Perhaps more importantly, the facility is fully fuel-contracted through its 2025 outage, and substantially through its 2028 outage (an outage is the term used to describe a scheduled shutdown of a reactor for annual maintenance and refueling).
This is important due to the lack of US production for nuclear fuel and where that fuel is currently produced.
There is currently only a single private company in the US, Centrus, along with two European governmental programs that enrich uranium for use as nuclear fuel. Centrus was created when the US government looked to privatize enrichment technologies from the Oak Ridge National Laboratory.
Currently, Russia controls almost half the world’s enriched uranium market. An obvious problem given current relations between the US and Russia.
The data center campus is directly connected to the nuclear facility and, as such, is zero-carbon for power supply.

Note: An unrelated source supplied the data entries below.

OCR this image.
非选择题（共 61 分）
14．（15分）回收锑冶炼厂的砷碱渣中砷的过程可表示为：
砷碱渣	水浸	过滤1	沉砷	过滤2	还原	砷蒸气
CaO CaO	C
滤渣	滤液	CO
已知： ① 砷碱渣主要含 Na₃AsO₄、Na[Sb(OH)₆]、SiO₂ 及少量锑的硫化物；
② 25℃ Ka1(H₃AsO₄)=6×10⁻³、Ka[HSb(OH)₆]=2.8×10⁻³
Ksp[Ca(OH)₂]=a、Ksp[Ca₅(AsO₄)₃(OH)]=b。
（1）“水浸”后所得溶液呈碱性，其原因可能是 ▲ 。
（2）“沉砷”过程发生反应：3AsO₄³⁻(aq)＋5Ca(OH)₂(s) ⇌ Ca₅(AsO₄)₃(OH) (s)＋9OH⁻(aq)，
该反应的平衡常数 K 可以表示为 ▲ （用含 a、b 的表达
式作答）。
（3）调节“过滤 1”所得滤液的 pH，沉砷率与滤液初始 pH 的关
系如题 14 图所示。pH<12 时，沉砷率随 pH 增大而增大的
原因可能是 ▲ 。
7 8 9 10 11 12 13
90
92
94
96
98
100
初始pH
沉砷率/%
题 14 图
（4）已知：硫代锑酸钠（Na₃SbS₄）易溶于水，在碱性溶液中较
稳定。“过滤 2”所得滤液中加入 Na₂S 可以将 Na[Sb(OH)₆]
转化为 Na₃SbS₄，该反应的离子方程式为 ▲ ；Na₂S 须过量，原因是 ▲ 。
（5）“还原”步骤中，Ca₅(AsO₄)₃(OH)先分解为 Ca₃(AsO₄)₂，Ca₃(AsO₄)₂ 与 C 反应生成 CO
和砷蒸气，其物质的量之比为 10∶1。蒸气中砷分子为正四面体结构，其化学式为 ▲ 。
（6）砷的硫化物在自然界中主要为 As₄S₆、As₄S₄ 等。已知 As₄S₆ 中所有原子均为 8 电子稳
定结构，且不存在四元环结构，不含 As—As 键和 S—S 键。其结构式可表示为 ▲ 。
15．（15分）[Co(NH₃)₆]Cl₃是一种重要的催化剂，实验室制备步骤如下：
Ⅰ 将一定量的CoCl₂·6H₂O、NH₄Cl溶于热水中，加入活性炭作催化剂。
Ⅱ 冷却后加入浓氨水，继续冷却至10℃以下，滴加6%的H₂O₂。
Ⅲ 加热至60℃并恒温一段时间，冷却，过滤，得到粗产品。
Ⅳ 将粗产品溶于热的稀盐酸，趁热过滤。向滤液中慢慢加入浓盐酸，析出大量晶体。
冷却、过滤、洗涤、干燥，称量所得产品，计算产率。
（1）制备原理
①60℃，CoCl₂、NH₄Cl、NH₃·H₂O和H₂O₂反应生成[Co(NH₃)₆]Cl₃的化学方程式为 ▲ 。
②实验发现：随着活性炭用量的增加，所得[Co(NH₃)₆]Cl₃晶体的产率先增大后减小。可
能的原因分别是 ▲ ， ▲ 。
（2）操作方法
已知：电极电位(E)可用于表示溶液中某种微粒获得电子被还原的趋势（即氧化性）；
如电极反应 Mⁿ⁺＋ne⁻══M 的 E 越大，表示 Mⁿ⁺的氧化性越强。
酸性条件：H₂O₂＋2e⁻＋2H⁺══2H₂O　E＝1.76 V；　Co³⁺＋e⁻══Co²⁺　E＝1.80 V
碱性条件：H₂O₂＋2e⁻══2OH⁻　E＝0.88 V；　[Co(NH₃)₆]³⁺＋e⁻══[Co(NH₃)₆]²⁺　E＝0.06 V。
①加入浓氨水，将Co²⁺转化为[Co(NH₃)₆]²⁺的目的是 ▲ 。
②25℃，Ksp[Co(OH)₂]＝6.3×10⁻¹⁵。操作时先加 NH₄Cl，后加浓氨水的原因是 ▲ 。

Four substations are available with up to 960 MW potential redundant capacity, with 240 MW of that capacity expected to be fully developed in 2024.
Up to 300 MW of that power capacity is currently contracted to Terawulf Nautilus Cryptomine, which has decided to exercise an existing contract option to add 50 MW of capacity, doubling its current demand, when it comes online in 2025.
Almost a year ago, Cumulus had announced that they had completed the shell for a 300,000 sq ft, 48 MW data center on the site.
The Terawulf facility is also on-site and operational and is a joint operation between Terawulf and the current owner of the campus, Talen Energy Corporation.